Arch Ophthalmol. 1992;110(10):1392-1403. doi:10.1001/archopht.1992.01080220054021
Abstract

• The Collaborative Corneal Transplantation Studies (CCTS) were designed to evaluate the effect of donor-recipient histocompatibility matching and crossmatching on the survival of corneal transplants in high-risk patients. Corneas were allocated to the 419 patients in the double-masked Antigen Matching Study on the basis of serologically defined HLA-A, -B and HLA-DR antigen match. ABO blood group compatibility was determined but not used for recipient selection. The 37 patients in the Crossmatch Study were randomly assigned to receive a cornea from either a positively or negatively crossmatched donor. All patients received topical steroid therapy according to a standard protocol. Matching for HLA-A, -B and HLA-DR antigens had no effect on overall graft survival, the incidence of irreversible rejection, or the incidence of rejection episodes. At 3 years after surgery, the estimated proportion of eyes with graft failure was 41% for the ABO-incompatible group and 31% for the ABOcompatible group (relative risk, 1.43; 95% confidence interval, 1.00 to 2.06). The estimated proportion of eyes with failure from rejection by 3 years was 30% for the ABO-incompatible group and 16% for the ABO-compatible group (relative risk, 1.98; 95% confidence interval, 1.25 to 3.13).
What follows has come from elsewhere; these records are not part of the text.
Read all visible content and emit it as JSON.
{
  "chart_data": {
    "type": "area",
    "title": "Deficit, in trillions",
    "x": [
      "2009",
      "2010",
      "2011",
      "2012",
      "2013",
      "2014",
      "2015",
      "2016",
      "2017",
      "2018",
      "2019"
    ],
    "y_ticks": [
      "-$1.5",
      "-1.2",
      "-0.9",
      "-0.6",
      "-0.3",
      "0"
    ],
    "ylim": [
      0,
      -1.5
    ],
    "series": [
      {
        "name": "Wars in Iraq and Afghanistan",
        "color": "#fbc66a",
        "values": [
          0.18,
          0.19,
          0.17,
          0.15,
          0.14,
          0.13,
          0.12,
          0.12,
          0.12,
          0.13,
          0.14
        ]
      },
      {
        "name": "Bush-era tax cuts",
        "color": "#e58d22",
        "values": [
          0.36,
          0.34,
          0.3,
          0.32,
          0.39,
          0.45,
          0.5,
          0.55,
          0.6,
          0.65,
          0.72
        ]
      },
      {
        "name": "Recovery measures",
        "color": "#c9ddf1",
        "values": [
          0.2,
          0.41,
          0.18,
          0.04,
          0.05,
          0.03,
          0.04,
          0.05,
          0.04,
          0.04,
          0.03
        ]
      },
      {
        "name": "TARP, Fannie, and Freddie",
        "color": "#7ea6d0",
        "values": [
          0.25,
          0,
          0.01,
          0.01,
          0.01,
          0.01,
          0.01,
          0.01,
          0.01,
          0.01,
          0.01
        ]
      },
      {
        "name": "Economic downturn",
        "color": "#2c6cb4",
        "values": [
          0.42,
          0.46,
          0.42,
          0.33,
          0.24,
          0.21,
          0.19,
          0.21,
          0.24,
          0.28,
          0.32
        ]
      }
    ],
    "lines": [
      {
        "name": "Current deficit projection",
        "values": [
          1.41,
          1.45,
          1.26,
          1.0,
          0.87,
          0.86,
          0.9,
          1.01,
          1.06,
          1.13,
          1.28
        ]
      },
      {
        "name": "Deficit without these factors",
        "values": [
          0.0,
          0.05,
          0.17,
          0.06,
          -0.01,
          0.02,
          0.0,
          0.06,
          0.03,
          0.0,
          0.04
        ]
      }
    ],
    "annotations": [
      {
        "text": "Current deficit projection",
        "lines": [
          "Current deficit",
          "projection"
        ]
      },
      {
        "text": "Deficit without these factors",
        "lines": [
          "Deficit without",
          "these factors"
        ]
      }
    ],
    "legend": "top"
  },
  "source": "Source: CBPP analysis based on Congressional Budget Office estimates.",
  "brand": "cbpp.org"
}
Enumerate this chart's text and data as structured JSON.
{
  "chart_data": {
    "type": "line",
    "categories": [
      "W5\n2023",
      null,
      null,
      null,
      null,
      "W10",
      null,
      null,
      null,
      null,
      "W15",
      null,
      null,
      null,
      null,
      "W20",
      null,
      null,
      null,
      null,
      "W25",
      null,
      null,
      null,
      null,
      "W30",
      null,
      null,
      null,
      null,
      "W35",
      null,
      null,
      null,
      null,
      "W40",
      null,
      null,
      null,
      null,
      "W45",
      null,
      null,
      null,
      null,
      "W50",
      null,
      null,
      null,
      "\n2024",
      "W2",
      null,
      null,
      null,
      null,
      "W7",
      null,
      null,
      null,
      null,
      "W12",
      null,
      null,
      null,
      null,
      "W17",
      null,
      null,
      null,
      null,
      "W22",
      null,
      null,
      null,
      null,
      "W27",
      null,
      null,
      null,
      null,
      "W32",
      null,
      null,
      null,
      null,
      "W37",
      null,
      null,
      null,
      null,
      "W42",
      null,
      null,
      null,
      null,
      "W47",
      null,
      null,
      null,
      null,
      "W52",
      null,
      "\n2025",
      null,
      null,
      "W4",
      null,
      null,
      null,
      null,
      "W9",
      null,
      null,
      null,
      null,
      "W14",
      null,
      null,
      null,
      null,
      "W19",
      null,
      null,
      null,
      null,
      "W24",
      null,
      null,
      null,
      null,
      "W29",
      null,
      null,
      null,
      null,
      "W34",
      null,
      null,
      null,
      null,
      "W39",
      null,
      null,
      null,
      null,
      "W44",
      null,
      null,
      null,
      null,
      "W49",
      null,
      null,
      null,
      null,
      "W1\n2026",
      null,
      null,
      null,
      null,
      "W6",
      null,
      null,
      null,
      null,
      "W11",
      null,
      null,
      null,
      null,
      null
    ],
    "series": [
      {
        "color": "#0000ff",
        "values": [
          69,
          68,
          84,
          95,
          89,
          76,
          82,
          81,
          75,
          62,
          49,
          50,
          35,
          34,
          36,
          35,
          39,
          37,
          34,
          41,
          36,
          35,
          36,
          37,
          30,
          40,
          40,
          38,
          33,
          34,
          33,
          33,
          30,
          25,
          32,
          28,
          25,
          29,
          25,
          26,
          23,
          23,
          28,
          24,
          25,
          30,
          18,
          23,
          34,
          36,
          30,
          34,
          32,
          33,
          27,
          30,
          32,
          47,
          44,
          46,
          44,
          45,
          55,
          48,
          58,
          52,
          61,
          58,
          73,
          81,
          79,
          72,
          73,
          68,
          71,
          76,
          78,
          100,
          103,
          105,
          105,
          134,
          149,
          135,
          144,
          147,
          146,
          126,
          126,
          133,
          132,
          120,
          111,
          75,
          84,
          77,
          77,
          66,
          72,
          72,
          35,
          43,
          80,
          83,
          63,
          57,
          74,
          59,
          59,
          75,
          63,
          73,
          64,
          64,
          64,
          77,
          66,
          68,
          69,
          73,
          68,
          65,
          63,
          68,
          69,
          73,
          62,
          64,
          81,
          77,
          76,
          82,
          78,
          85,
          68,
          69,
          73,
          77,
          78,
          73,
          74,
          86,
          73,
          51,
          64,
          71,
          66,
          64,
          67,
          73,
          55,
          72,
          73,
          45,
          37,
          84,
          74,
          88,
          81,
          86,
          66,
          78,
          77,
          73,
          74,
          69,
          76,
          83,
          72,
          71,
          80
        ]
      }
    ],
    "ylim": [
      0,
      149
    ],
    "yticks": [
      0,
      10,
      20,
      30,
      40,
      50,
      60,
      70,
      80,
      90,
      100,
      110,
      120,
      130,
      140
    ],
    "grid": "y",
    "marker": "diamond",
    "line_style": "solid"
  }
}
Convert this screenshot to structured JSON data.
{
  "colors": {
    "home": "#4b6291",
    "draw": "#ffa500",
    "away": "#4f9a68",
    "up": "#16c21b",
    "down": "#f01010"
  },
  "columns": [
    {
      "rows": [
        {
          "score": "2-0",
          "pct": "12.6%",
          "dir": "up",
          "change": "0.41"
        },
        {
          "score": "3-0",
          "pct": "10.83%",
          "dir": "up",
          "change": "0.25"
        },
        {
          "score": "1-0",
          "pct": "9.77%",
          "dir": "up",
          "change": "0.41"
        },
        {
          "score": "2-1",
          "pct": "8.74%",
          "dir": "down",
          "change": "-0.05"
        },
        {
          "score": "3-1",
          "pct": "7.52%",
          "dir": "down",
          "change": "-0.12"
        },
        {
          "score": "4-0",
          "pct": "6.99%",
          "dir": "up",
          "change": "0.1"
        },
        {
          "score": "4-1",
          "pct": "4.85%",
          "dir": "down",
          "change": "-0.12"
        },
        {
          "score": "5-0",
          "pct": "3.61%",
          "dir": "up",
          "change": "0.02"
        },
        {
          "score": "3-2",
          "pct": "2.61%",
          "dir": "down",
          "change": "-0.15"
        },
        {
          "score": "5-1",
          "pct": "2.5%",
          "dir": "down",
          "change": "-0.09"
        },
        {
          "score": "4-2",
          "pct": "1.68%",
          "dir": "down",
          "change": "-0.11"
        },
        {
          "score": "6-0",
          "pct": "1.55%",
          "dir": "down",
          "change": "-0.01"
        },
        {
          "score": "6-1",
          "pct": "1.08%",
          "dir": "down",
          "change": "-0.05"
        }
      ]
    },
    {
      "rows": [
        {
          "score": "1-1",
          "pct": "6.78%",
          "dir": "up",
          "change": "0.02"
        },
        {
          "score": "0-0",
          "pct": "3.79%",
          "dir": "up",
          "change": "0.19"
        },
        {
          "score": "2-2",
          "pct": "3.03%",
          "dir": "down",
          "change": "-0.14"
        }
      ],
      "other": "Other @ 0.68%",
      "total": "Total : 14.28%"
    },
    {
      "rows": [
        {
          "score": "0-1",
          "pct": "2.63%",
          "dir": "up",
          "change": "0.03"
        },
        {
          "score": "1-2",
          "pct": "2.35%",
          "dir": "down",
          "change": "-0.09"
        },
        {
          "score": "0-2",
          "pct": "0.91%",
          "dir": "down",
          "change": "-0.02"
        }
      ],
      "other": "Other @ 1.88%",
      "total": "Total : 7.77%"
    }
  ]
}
The positive group in the Crossmatch Study had fewer graft failures, rejection failures, and rejection episodes than the negative group; however, these differences were not statistically significant. These studies demonstrate that, for high-risk patients who are immunosuppressed by topical steroid therapy and followed up according to the CCTS protocol: (1) neither HLA-A, -B nor HLA-DR antigen matching substantially reduces the likelihood of corneal graft failure; (2) a positive donor-recipient crossmatch does not dramatically increase the risk of corneal graft failure; and (3) ABO blood group matching, which can be achieved with relatively little effort and expense, may be effective in reducing the risk of graft failure.